Another option is https://github.com/drakkan/sftpgo

This is in Go, exposes both webdav and SFTP servers, with user and admin web interfaces. You can configure remotes, then compose user space from various locations for each user, some could be local, others remote.

kardianos · 2026-03-23T14:13:44 1774275224

In general I love postgres. There are to problems with postgresql in my book: the protocol (proto3) and no great way to directly query using a different language.

The protocol has no direct in-protocol cancellation, like TDS has. TDS does this by making a framed protocol, at the application protocol level it can cancel queries. It has two variants (text and binary) and can cause fragmentation, and at the query and protocol level only supports positional parameters, no named parameters.

One a query is on the server, it doesn't support directly acting on a language mode. I don't want to go into SQL mode and create a PL/SQL proc, I just want direct PL/SQL. Can't (really) do that well. Directly returning multiple result sets (eg for a matrxi, separate rows, columns, and fields) or related queries in a single round trip is technically possible, but hard to do. So frustrating.

kardianos · 2026-03-18T15:37:52 1773848272

This could be great for larger repos.

If you couple this with an optional FUSE provider, server side user branches, and gerrit like change sets, that would be awesome.

ImGajeed76 · 2026-03-18T15:42:48 1773848568

thanks! FUSE is actually a really cool idea, hadn't thought about that. would basically let you mount a repo as a filesystem backed by postgres. server side branches and change sets are interesting too, postgres already handles concurrent access well so that could work nicely. definitely adding these to the ideas list!

kardianos · 2026-03-18T16:06:03 1773849963

I've already spun up claude to make a POC for this.

I like gerrit, but the server is such a pain to handle (java plus FS).

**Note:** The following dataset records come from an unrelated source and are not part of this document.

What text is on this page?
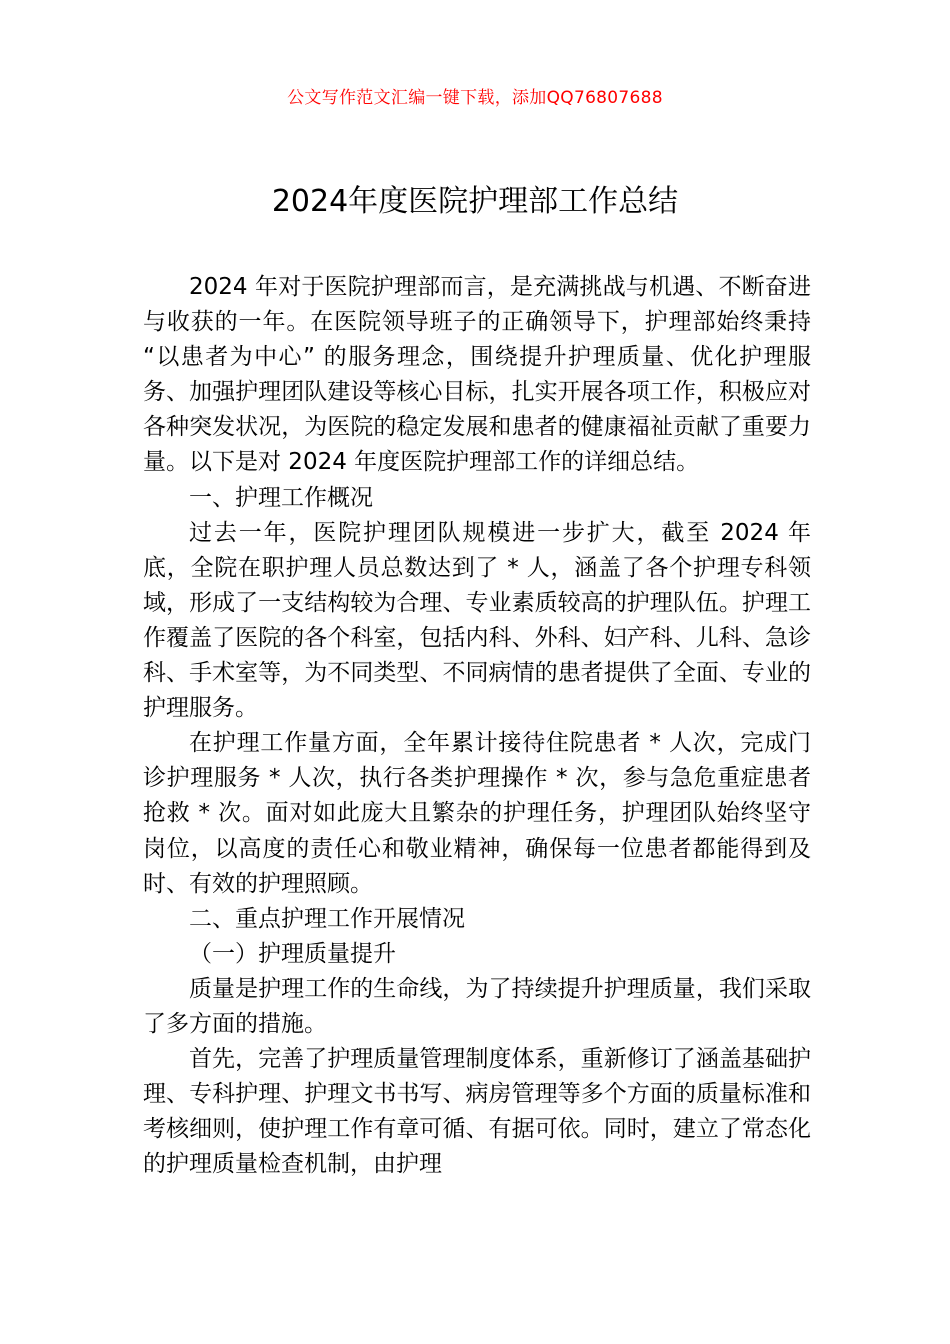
公文写作范文汇编一键下载，添加QQ76807688
2024年度医院护理部工作总结

2024 年对于医院护理部而言，是充满挑战与机遇、不断奋进与收获的一年。在医院领导班子的正确领导下，护理部始终秉持 “以患者为中心” 的服务理念，围绕提升护理质量、优化护理服务、加强护理团队建设等核心目标，扎实开展各项工作，积极应对各种突发状况，为医院的稳定发展和患者的健康福祉贡献了重要力量。以下是对 2024 年度医院护理部工作的详细总结。

一、护理工作概况

过去一年，医院护理团队规模进一步扩大，截至 2024 年底，全院在职护理人员总数达到了 * 人，涵盖了各个护理专科领域，形成了一支结构较为合理、专业素质较高的护理队伍。护理工作覆盖了医院的各个科室，包括内科、外科、妇产科、儿科、急诊科、手术室等，为不同类型、不同病情的患者提供了全面、专业的护理服务。

在护理工作量方面，全年累计接待住院患者 * 人次，完成门诊护理服务 * 人次，执行各类护理操作 * 次，参与急危重症患者抢救 * 次。面对如此庞大且繁杂的护理任务，护理团队始终坚守岗位，以高度的责任心和敬业精神，确保每一位患者都能得到及时、有效的护理照顾。

二、重点护理工作开展情况

（一）护理质量提升

质量是护理工作的生命线，为了持续提升护理质量，我们采取了多方面的措施。

首先，完善了护理质量管理制度体系，重新修订了涵盖基础护理、专科护理、护理文书书写、病房管理等多个方面的质量标准和考核细则，使护理工作有章可循、有据可依。同时，建立了常态化的护理质量检查机制，由护理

PG would be the only server side component required, though you could have an optional review server that would act like a PG client as well.

The FUSE would be extremely nice for CI/CD for instant cloning with a local resource cache, which is much harder to do with a FS based git.

nulltrace · 2026-03-19T04:36:26 1773894986

The FUSE angle is what got me. Our monorepo takes about 90 seconds just to clone in CI, and most jobs only touch two or three packages. Shallow clone helps with history but you basically still pull the entire working tree. Something that could mount the tree and fetch files on demand would cut that to almost nothing for most pipeline steps.

ImGajeed76 · 2026-03-18T16:26:06 1773851166

kardianos · 2026-03-18T14:52:39 1773845559

By pollute, you mean "make awesome and useful", right?

You do value human utility, right?

kardianos · 2026-03-07T22:59:28 1772924368

I would say the same for dec128. I would love a standard TYPE for dec128, with maybe zero cost std lib to transform it into a mutable uint128 or a zero cost conversion to struct{uint64,int64).